BlackBerry trails behind the cool rivals with under 50K apps, in total.
However, there’s more to these figures than meets the eye, apparently, with Android developers emerging as “significantly more productive” than Apple, say research2guidance analysts, with the average publisher on Android placing more than 6 applications in the Market – and has now hit 500K submissions in September alone – compared to just over 4, on average, for iOS developers.
In fact, it looks like Android could come almost head to head with iOS pretty soon, once the published apps go live.
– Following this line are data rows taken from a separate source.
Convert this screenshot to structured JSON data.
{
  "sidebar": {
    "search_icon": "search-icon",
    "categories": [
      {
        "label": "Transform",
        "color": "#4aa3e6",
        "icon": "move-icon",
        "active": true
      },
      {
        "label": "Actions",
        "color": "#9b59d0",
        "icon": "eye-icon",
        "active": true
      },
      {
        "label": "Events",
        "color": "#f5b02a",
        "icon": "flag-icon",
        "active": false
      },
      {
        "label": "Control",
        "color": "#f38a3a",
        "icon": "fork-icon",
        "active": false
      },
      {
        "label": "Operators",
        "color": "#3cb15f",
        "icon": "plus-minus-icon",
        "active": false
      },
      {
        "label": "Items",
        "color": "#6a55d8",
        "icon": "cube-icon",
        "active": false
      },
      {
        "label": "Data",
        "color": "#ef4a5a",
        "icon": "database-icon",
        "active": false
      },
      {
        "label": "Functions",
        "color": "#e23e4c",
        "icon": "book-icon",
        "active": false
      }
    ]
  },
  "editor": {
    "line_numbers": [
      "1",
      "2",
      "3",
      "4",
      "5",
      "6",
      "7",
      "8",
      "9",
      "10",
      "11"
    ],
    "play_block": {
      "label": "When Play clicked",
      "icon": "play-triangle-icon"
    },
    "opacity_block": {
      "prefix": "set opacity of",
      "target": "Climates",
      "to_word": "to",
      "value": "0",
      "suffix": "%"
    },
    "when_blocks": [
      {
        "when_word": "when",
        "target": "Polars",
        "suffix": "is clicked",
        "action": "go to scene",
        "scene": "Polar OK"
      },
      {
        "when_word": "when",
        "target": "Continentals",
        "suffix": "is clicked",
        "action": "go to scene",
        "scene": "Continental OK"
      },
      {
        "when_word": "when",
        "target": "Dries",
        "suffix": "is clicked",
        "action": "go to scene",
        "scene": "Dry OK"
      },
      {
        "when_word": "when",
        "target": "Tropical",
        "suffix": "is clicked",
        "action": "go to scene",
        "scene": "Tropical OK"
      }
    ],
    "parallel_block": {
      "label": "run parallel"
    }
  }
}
In the meantime, the Apple App Store stands at just over 600,000 successful submissions – still 20% more than green man rival.
However, some US analysts including Tavis McCourt, from Morgan Keegan & Co, seems doubtful BlackBerry will hit the spot. “RIM is clearly becoming much more developer friendly,” said McCourt.
“One wonders if it is too little too late, at least in the U.S.”
And as one commentator on BlackBerry userforum said: “I somehow doubt they will be able to pull it off. Kudos to them if they do manage it though!.”
Indeed, Saunders mammoth task appears difficult, but perhaps not impossible. Stranger things have happened.